Minister for Finance Paschal Donohoe was interviewed on Eamon Dunphy's podcast this week and gave the clearest and most in-depth exposition of Government policy on the coronavirus crisis and its economic consequences. Thirty-minute deep dives with leading politicians are rare these days and the insights given by Donohoe added to my estimation of him as the most thoughtful and underrated policymaker around today.
That’s not to say that all of his answers stacked up. A robust defence of the Government’s handling of the health crisis would not, I suspect, have convinced many doubters, particularly those in the zero-Covid camp. But he did make the convincing – to me at least – point that even if we had stayed locked down throughout December we would not be looking at a faster reopening of the economy today.
Thanks mostly to the advent of the variants, we would still be locked down now, carrying an even worse economic burden.
More generally, he suggested that some of the wishes of the zero-Covid protagonists are precisely that: a wish list rather than implementable, practical, policy proposals. The land border is the argument most often cited here. Others have noted that New Zealand doesn't have Irish or UK-style connectivity via lorry drivers and all the others involved in international trade.
Variants
The aims of the zero-Covid campaigners are laudable and shared by us all. But we are not the decision-makers, faced with extreme uncertainty and constantly changing conditions. Donohoe’s point about the variant is an important one. The UK has grown its own variant without any connection with its border.
The way in which travel and airports have become a focus for some scientists verges, in my view, on a distraction. They have allowed the idea to grow that if only we seal the country off, most of the hard work is done.
I fully realise that they will cry foul and point to their multi-point strategy that has airports and borders as just one of many areas to focus on. But from a media/PR perspective they haven’t done enough to refocus attention on to all of the other aspects of their strategy.
One scientist contacted me recently about tourism, saying that stopping international travel is, for him, an ethical issue. Actual decision-makers will, at this point, bang their heads against their Zoom screens. As Britain and many others have shown, if you can’t figure out how to stop your own citizens from interacting, you won’t stop the virus and you risk your own variants.
The furore over the Oxford/AstraZeneca vaccine rumbles on. Ireland has joined many other European countries with limits on distribution, a few days after a row about how the European Union is not getting its hands on enough.
We don’t know enough about the reasons for the decisions to restrict AstraZeneca’s jab. It flies in the face of advice from the European Medicines Agency (EMA) that, despite acknowledged data limitations, it is judged to be both safe and efficacious for all age groups.
Trial data
The decision to limit vaccinations is one of those tough calls in the face of both uncertainty and risk. From what we know from trial data and the many UK citizens who have now received the jab, it appears safe. So the worry must be that it won’t work. European scientists and governments either have access to more data than the EMA or they simply disagree with its recommendations. We need details about all of this.

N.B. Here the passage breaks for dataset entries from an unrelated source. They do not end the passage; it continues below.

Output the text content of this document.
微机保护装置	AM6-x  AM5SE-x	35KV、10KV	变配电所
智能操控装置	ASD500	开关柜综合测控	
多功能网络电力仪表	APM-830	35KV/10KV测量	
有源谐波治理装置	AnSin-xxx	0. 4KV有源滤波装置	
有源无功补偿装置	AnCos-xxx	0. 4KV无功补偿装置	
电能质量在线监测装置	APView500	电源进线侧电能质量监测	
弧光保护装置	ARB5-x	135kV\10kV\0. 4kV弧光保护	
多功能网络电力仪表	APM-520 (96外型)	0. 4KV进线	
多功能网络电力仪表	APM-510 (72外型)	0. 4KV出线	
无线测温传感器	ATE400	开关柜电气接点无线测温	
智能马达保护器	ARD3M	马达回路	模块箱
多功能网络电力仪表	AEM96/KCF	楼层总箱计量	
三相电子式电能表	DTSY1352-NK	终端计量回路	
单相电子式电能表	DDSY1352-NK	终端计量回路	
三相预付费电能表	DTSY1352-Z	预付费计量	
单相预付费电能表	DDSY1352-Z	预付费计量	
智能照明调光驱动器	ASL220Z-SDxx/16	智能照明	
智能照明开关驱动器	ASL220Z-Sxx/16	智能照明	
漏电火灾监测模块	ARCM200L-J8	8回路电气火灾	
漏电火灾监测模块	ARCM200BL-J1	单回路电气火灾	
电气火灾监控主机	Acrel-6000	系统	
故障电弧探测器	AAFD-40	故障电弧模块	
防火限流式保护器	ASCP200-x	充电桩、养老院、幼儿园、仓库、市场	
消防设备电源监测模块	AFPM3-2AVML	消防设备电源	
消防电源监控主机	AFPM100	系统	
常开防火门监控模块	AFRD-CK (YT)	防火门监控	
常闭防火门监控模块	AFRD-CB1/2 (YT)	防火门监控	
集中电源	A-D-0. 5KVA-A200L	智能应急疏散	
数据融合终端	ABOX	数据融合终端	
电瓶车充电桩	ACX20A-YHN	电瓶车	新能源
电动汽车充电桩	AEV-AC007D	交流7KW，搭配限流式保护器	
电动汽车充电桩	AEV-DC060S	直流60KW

If the vaccine doesn’t work for the over-70s it is probably worth making some people wait for a vaccination that has better efficacy. Over time, that will, probably, lead to a better health and economic outcome.
But it suggests that some people will be vaccinated later than they could have been. If the AstraZeneca vaccine does work, that could mean more people will die than would otherwise have been the case. And economic reopening is delayed longer than necessary. I’m glad I’m not a decision-maker.
We do need to be told the sequence of events, the requisite criteria, for potentially deploying the AstraZeneca vaccine to older age groups: the circumstances which will lead to a change of minds.
On the economy, Donohoe was quick to contrast the US and European policy responses. And to suggest it is horses for courses. The US is engaged in a remarkable real-time policy experiment: fiscal stimulus that could, if all current plans are implemented, amount to 25 per cent of GDP or more.
Donohoe suggested that Europe’s numbers, feeble by headline comparison, nevertheless stack up because of the automatic social safety nets that we possess and the US does not. True, but by no means the whole truth.
President Joe Biden clearly intends to run the US economy as hot as possible, for a long as possible. That's a truly radical agenda, fully aided and abetted by both the US Treasury and the Federal Reserve. It's about much more than social safety nets. It's a full-on assault on the economic insecurity that is a big driver of populism. It's an economic language that Europe simply doesn't speak.